Tradeuit de l'anglais par B. Hoepffner

*     Coleman Dowell est né en 1925 à Adairville, Kentucky; déprimé par le manque de succès de ses livres auprès du grand public, il s'est suicidé à New York en 1985. Après avoir travaillé pour le théâtre et la télévision dans les années 50 et 60, il s'est consacré entièrement à la fiction et a écrit cinq romans et un recueil de nouvelles:
Traduit ici en français pour la première fois, Coleman Dowell est admiré par un grand nombre d'écrivains américains (Tennessee Williams, Gilbert Sorrentino, Edmund White, Walter Abish, Bradford Morrow ou Thom Gunn).
     L'écriture de Coleman Dowell décrit toujours l'opposition des extrêmes, la violence radicale des relations entre personnages opposés (masculins-féminins, riches-pauvres, Noirs-Blancs, vieux-jeunes); cette opposition résulte aussi très souvent de la division d'un même personnage en personnalités multiples qui agissent les unes sur les autres et tentent ensuite de reformer un personnage unique.
     Grâce à la précision d'un style qui suit les moindres transformations de ses personnages (Joyce était un de ses écrivains favoris), grâce à ses recherches formelles, Coleman Dowell est parvenu à une finesse dans l'investigation rarement égalée.
Il est aussi considéré comme l'un des fondateurs du New Gothic, et sa nouvelle "The Silver Swanne" est un des plus extraordinaires textes fantastiques du vingtième siècle; le roman qu'il a laissé inachevé à sa mort, Eve of the Green Grass, poursuivait, dans la même veine, son travail sur les profondeurs insondées de l'imagination.
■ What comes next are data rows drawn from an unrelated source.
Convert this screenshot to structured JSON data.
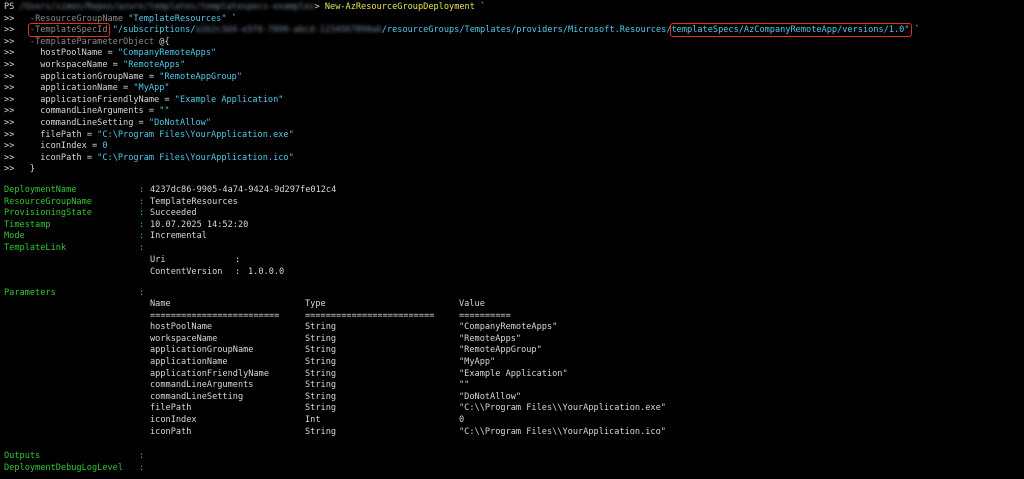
{
  "prompt": {
    "ps": "PS",
    "path": "/Users/simon/Repos/azure/templates/templatespecs-examples",
    "gt": ">",
    "command": "New-AzResourceGroupDeployment",
    "cont": "`",
    "chevron": ">>"
  },
  "cmd": {
    "rg_param": "-ResourceGroupName",
    "rg_value": "\"TemplateResources\"",
    "tsid_param": "-TemplateSpecId",
    "tsid_value_start": "\"/subscriptions/",
    "tsid_redacted": "a1b2c3d4-e5f6-7890-abcd-1234567890ab",
    "tsid_value_mid": "/resourceGroups/Templates/providers/Microsoft.Resources/",
    "tsid_value_hl": "templateSpecs/AzCompanyRemoteApp/versions/1.0\"",
    "tpo_param": "-TemplateParameterObject",
    "tpo_open": "@{",
    "close": "}",
    "params": [
      {
        "key": "hostPoolName",
        "eq": " = ",
        "val": "\"CompanyRemoteApps\""
      },
      {
        "key": "workspaceName",
        "eq": " = ",
        "val": "\"RemoteApps\""
      },
      {
        "key": "applicationGroupName",
        "eq": " = ",
        "val": "\"RemoteAppGroup\""
      },
      {
        "key": "applicationName",
        "eq": " = ",
        "val": "\"MyApp\""
      },
      {
        "key": "applicationFriendlyName",
        "eq": " = ",
        "val": "\"Example Application\""
      },
      {
        "key": "commandLineArguments",
        "eq": " = ",
        "val": "\"\""
      },
      {
        "key": "commandLineSetting",
        "eq": " = ",
        "val": "\"DoNotAllow\""
      },
      {
        "key": "filePath",
        "eq": " = ",
        "val": "\"C:\\Program Files\\YourApplication.exe\""
      },
      {
        "key": "iconIndex",
        "eq": " = ",
        "val": "0"
      },
      {
        "key": "iconPath",
        "eq": " = ",
        "val": "\"C:\\Program Files\\YourApplication.ico\""
      }
    ]
  },
  "output": {
    "colon": ":",
    "deployment_name": {
      "label": "DeploymentName",
      "value": "4237dc86-9905-4a74-9424-9d297fe012c4"
    },
    "resource_group": {
      "label": "ResourceGroupName",
      "value": "TemplateResources"
    },
    "provisioning_state": {
      "label": "ProvisioningState",
      "value": "Succeeded"
    },
    "timestamp": {
      "label": "Timestamp",
      "value": "10.07.2025 14:52:20"
    },
    "mode": {
      "label": "Mode",
      "value": "Incremental"
    },
    "template_link": {
      "label": "TemplateLink",
      "uri_label": "Uri",
      "uri_value": "",
      "version_label": "ContentVersion",
      "version_value": "1.0.0.0"
    },
    "parameters_label": "Parameters",
    "table": {
      "headers": [
        "Name",
        "Type",
        "Value"
      ],
      "separators": [
        "=========================",
        "=========================",
        "=========="
      ],
      "rows": [
        [
          "hostPoolName",
          "String",
          "\"CompanyRemoteApps\""
        ],
        [
          "workspaceName",
          "String",
          "\"RemoteApps\""
        ],
        [
          "applicationGroupName",
          "String",
          "\"RemoteAppGroup\""
        ],
        [
          "applicationName",
          "String",
          "\"MyApp\""
        ],
        [
          "applicationFriendlyName",
          "String",
          "\"Example Application\""
        ],
        [
          "commandLineArguments",
          "String",
          "\"\""
        ],
        [
          "commandLineSetting",
          "String",
          "\"DoNotAllow\""
        ],
        [
          "filePath",
          "String",
          "\"C:\\\\Program Files\\\\YourApplication.exe\""
        ],
        [
          "iconIndex",
          "Int",
          "0"
        ],
        [
          "iconPath",
          "String",
          "\"C:\\\\Program Files\\\\YourApplication.ico\""
        ]
      ]
    },
    "outputs_label": "Outputs",
    "debug_label": "DeploymentDebugLogLevel"
  },
  "colors": {
    "background": "#000000",
    "green": "#32c832",
    "cyan": "#54c9e8",
    "yellow": "#e6e652",
    "gray": "#8a8a8a",
    "highlight": "#e0301e"
  }
}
     Une autre dimension importante de l'écriture de Coleman Dowell, bien qu'elle soit peu évidente immédiatement, est la dimension humoristique; cet humour est tantôt fondé sur la caricature, tantôt sur d'imperceptibles glissements de registres, dus à l'acuité de son oreille (il était musicien) qui l'autorise à reproduire le parler de gens de tous milieux et de diverses régions des Etats-Unis.
     D'une certaine façon, un peu à la manière de Vladimir Nabokov, Coleman Dowell ne cesse jamais de jouer avec son lecteur.
     Jabez, (1977), le roman dont nous présentons ici un extrait, a été publié par les éditions Climats, de même que Blanc sur noir sur blanc; les éditions Joëlle Losfeld ont publié son recueil de nouvelles, La Maison des enfants.
     La trame de Jabez est assez simple en apparence: Miss Ethel, enseignante à la retraite dans une petite ville perdue du Kentucky, vieille fille et vierge, est obsédée par Jim, un ancien élève fort brillant, désormais agriculteur et marié.
     L'histoire se complique quand Miss Ethel, par l'écriture, tente de vivre ses fantasmes: elle veut aussi rencontrer Jim, rend visite à sa femme et entend parler de Jabez pour la première fois (elle désire alors percer le mystère de cet être insaisissable toujours à la limite de son regard). Là, s'ouvre un autre livre, qui s'intitule, lui aussi, Jabez, celui qu'elle écrit et dans lequel elle réinvente le personnage de Jim, matérialise sa grande intelligence en un énorme sexe qu'il est impossible à Effie, la femme de Jim, de supporter physiquement et mentalement; elle y transforme l'être hermaphrodite insaisissable en celui de Jabez, mi-fille mi-garçon (Jay + Bessie = Jabez), gay, intellectuel, objet naturel de dérision dans cette campagne reculée et archaïque, celle du Kentucky, où Dowell est né; quant à elle-même, elle se mue en la tante de Jabez (elle se projette en fait dans tous les personnages féminins et en Jabez, elle est aussi le double de Jim).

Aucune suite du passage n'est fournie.